Aujourd’hui, comme nul n’a bougé, les autres ont avancé et même cavalcadé. Le gros céréalier de Beauce Xavier Beulin est devenu en décembre dernier, dans l’indifférence générale, le président du syndicat de l’agriculture industrielle, la FNSEA. Or Beulin est aussi le président de Sofiprotéol, un groupe agro-industriel spécialisé dans les biocarburants. Chiffre d’affaires 2009 : 5,5 milliards d’euros. Le lobby a donc gagné pendant que nous regardions je ne sais où, mais visiblement pas dans la bonne direction. Autre front actif en France, du côté de Port-la-Nouvelle, dans l’Aude, où un notable « frêchiste » – ancien partisan de Georges Frêche – souhaite financer par notre propre argent une usine de biocarburants. J’ai signé avec d’autres une lettre ouverte à ce brave garçon (lire ici).

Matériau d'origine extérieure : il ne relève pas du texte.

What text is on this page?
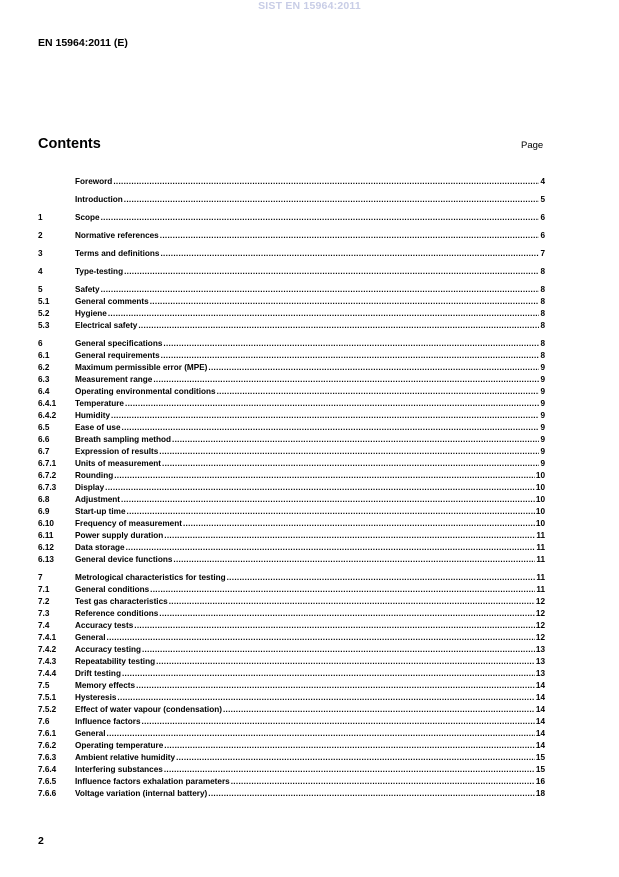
SIST EN 15964:2011
EN 15964:2011 (E)
Contents	Page
Foreword .....	4
Introduction .....	5
1	Scope .....	6
2	Normative references .....	6
3	Terms and definitions .....	7
4	Type-testing .....	8
5	Safety .....	8
5.1	General comments .....	8
5.2	Hygiene .....	8
5.3	Electrical safety .....	8
6	General specifications .....	8
6.1	General requirements .....	8
6.2	Maximum permissible error (MPE) .....	9
6.3	Measurement range .....	9
6.4	Operating environmental conditions .....	9
6.4.1	Temperature .....	9
6.4.2	Humidity .....	9
6.5	Ease of use .....	9
6.6	Breath sampling method .....	9
6.7	Expression of results .....	9
6.7.1	Units of measurement .....	9
6.7.2	Rounding .....	10
6.7.3	Display .....	10
6.8	Adjustment .....	10
6.9	Start-up time .....	10
6.10	Frequency of measurement .....	10
6.11	Power supply duration .....	11
6.12	Data storage .....	11
6.13	General device functions .....	11
7	Metrological characteristics for testing .....	11
7.1	General conditions .....	11
7.2	Test gas characteristics .....	12
7.3	Reference conditions .....	12
7.4	Accuracy tests .....	12
7.4.1	General .....	12
7.4.2	Accuracy testing .....	13
7.4.3	Repeatability testing .....	13
7.4.4	Drift testing .....	13
7.5	Memory effects .....	14
7.5.1	Hysteresis .....	14
7.5.2	Effect of water vapour (condensation) .....	14
7.6	Influence factors .....	14
7.6.1	General .....	14
7.6.2	Operating temperature .....	14
7.6.3	Ambient relative humidity .....	15
7.6.4	Interfering substances .....	15
7.6.5	Influence factors exhalation parameters .....	16
7.6.6	Voltage variation (internal battery) .....	18
2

Dernier point, de nouveau pour toi, Petite Bergère. Crois-tu que les amis de Xavier Beulin, ces céréaliers gorgés de subventions, et qui vendent à prix d’or leur blé sur le marché international, aideront les éleveurs qui ne peuvent ou ne pourront bientôt plus payer leur foin et leur paille ? Je sais que tu connais la réponse tout comme moi. Oui, ce dimanche, je suis triste.